O que significa liberdade de escolhas?

Liberdade é quando você tem a condição de escolher diferente. Ou seja, aquela pessoa pode continuar tomando a mesma decisão, mas tem ciência e oportunidade de optar por outra escolha. Foi essa liberdade que abriu as portas para Odisseia, de 57 anos, que mora em Taubaté (SP).

Ela começou a trabalhar após os filhos crescerem. “Antes, qualquer coisa que eu quisesse eu precisava pedir a ele. Deixei de ser dependente. Anoto tudo que eu gasto e acompanho pelo aplicativo. Foi a melhor mudança que eu já tive na minha vida!”.

É lógico que existem barreiras para todos quando o assunto é dinheiro. Boa parte dos brasileiros não tem dinheiro suficiente para pagar as contas – e isso não se limita a mulheres. Mas elas são, sim, extremamente impactadas.
A pandemia agravou ainda mais o abismo. Ela afetou todos os brasileiros, mas a situação das mulheres piorou muito. Segundo o IBGE, atualmente mais de metade das brasileiras estão fora da força de trabalho.

Seria leviano reduzir todas as dificuldades financeiras das pessoas a isso e também ignorar que existe uma série de entraves ligados a questões que vão muito além de gênero. Mas, na semana da mulher, faz-se necessário debater um dos muitos aspectos desse sistema complexo.
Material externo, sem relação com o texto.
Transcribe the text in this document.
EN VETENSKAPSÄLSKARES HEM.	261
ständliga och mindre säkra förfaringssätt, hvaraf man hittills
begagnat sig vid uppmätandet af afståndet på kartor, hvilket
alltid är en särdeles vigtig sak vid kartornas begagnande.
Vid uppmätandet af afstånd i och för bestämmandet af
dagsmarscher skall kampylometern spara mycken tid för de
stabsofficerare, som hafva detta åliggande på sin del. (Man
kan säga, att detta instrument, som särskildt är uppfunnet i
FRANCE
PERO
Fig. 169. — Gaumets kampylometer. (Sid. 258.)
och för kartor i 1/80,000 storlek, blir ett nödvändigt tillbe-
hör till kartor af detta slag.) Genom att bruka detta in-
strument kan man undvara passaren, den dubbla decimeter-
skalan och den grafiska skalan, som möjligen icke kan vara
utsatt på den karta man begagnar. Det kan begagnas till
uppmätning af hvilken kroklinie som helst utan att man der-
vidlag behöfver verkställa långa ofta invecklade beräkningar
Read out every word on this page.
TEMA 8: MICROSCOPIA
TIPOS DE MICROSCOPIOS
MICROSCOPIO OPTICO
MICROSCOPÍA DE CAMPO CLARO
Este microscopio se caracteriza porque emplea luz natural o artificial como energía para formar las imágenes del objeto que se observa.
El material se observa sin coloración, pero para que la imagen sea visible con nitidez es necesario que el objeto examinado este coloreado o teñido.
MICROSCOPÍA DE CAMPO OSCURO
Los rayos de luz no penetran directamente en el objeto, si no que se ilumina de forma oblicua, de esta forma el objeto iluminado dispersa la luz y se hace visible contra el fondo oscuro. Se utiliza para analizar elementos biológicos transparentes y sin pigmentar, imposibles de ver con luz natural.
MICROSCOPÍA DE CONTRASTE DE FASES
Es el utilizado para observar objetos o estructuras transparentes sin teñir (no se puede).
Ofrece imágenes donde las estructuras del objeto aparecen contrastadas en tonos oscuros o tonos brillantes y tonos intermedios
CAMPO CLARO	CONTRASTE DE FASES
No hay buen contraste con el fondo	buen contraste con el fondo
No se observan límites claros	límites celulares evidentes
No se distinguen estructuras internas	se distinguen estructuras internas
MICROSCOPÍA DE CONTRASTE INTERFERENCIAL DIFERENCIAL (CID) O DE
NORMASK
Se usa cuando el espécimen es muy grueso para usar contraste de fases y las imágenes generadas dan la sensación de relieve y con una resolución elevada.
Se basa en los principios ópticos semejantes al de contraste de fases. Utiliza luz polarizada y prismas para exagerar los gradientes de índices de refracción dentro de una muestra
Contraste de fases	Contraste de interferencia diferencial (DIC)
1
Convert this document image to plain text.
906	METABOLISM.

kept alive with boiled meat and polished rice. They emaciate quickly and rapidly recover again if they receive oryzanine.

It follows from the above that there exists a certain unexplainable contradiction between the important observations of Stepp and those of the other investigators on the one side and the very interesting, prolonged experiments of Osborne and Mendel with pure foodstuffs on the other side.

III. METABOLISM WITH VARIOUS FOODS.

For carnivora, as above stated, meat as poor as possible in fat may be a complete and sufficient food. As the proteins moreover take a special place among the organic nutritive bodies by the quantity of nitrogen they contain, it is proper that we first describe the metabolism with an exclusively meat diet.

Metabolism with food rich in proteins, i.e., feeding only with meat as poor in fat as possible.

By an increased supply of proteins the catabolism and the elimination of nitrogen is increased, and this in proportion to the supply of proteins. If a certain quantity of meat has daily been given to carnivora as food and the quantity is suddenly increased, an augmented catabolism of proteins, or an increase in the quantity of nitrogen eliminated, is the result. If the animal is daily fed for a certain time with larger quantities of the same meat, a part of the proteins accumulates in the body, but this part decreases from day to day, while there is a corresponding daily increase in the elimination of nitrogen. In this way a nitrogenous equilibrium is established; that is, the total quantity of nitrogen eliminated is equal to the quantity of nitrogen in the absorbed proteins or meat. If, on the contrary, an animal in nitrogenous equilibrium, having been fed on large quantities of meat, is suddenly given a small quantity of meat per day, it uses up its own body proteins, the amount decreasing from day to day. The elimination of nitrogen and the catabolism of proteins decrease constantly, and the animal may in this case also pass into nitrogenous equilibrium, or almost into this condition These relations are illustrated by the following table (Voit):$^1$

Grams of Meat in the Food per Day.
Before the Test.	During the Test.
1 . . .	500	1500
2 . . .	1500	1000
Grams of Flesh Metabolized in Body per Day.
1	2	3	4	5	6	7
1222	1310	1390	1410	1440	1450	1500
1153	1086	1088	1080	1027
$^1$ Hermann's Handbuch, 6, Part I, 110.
Falar sobre dinheiro é essencial

As mulheres fazem isso muito pouco. Um estudo do banco de investimentos Merrill Lynch revelou que 61% das mulheres preferem falar sobre a própria morte do que sobre dinheiro.

Essa é uma barreira que precisa ser rompida. “Quando uma mulher troca informações com outras, quando ela vê na TV ou entre suas amigas dinâmicas diferentes da dela, ela tem mais liberdade para refletir sobre suas escolhas”, afirmou Laís.

Como disse Michelle Obama, em seu livro Minha História: “Temos que encontrar uma maneira de continuar a elevar outras mulheres em nosso mundo e em nossas vidas, o máximo possível”.